Konuşmasına Saff suresinden ayetlerle başlayan Kızılkoca “Adeviyye kıyamlarına eşdeğer bir direniş olur mu bilemiyoruz ama Saraçhane'yi Adeviyye'ye kardeş meydan ilan ettik. Şehid vermeleri direnişi zayıflatmıyor. Çarşamba günü Rabia'da büyük bir gösteri vardı. Bağlantılarla Saraçhane'den Adeviyye'yi selamladık ve gece yarısı Rabia Meydanında yapılan katliam ve dağıtma haberi geldi. Mısır'dan arayan tanıdığımız, "Bizim dünyaya açılan kapımızı kapattılar, bizi dünyaya duyuran ses olur musunuz?" dedi. Mısır ayakta kalamazsa ne Suriye, ne Çeçenistan, ne Arakan ne de ümmetimiz ayakta kalabilir. Dünya arkasını döndü, ümmet adına sorumluluk aldığını iddia edenler sırtlarını döndü, o yüzden bizler dedik ki “bizler bu nöbeti sizler için devraldık”. İstanbul ve Türkiye’deki birçok meydanda müslümanlar nöbet almaya devam ediyorlar. Bu duruş ümmetin kıyamıdır” dedi. Kızılkoca “şehit sayılarını elli, yüz, bin, üçbin diye söylemek dilimize kolay geliyor ama orada her mazlum öldüğünde bir ocağa ateş düşüyor, orada her mazlum öldüğünde milyonlarca ocağa ateş düşüyor” dedi ve konuşmasını dua ile bitirdi.

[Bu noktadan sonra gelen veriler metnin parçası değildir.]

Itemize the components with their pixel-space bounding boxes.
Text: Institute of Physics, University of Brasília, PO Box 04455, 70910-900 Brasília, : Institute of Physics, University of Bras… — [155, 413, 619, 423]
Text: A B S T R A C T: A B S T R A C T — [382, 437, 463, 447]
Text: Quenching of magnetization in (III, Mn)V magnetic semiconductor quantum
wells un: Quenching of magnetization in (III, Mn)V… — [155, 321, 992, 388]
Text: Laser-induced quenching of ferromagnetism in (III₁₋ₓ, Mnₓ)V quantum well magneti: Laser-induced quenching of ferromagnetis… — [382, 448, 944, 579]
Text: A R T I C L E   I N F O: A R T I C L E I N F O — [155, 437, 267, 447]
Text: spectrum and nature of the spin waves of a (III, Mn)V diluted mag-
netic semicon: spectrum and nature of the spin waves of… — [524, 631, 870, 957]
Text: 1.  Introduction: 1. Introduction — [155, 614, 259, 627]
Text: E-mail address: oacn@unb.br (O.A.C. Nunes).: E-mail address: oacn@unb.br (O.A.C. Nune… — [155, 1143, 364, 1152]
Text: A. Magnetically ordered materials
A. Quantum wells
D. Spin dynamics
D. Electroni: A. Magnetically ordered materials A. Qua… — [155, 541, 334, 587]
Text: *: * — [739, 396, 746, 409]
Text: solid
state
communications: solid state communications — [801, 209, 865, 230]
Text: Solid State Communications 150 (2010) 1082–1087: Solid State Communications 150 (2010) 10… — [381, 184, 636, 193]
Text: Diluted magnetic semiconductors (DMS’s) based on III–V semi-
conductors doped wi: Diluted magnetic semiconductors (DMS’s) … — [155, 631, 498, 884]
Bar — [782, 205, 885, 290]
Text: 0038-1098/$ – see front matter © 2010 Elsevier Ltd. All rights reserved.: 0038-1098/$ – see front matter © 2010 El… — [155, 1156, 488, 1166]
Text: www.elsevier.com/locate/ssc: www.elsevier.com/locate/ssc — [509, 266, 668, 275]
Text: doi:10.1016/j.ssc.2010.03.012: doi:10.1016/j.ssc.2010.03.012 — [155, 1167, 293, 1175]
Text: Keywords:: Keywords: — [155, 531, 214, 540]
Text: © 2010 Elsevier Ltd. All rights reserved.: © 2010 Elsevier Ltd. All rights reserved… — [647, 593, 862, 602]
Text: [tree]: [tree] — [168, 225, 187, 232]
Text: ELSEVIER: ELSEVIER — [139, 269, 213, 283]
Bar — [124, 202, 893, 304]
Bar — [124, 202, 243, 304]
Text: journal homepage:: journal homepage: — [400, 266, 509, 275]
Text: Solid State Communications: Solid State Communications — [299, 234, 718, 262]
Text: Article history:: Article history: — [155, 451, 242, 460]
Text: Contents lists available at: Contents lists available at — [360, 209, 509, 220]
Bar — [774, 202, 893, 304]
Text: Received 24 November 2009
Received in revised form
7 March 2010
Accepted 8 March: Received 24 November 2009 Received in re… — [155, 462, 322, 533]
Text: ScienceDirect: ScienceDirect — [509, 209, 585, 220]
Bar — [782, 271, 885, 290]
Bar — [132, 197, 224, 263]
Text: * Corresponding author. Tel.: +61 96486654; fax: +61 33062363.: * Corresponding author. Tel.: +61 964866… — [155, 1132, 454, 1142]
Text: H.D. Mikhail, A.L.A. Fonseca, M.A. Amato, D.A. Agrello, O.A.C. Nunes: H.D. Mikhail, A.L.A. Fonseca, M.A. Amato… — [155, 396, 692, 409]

Sezgin Kızılkoca’nın ardından Şahin İbrahim Güleryüz söz aldı. “Biz aslında 40-50 gündür öldürülmüyoruz, yüz yıldır kuşatılmış ve her türlü zulme maruz kalmıştık. İslam aleminde nereye baksak acılar görüyoruz. Şu toplantıları terketmeyin. Biz şuan Cihat’ın arkasındayız. Mısır’da şehit olarak ölmek niyetiyle kollarına isimlerini yazıyorlar ve eğer ölürlerse “ya Rabbi, herkes bizi yalnız bırakmadı, bizi yalnız bırakmayanda Türkiye halkı idi” diyecekler. Eğer onlar bunları söylüyorlarsa bizlerin bu sözlere layık olması gerekmektedir” dedi. Güleryüz daha sonra “İslam Mekke’de doğdu ama İslam Devleti Mekke’de değil Medine’de kuruldu çünkü Allah her topluluğa hakettiğini verir” dedi. “Onlar kıyama kalkıyorlarsa bizlerde teheccüd namazlarımızı kılmalıyız. Burada yalnızca müslüman olan değil, vicdanı olan herkes toplanmalıdır.” diyen Güleryüz konuşmasının ardından topluluğun kalbine tesir eden bir dua okudu ve program sona erdi. Topluluk konuşmalar sırasında sık sık sloganlar atarak duygularını dışa vurdu ve meydanı yarın tekrar daha kalabalık gelmek üzere temizlediler ve dağıldılar.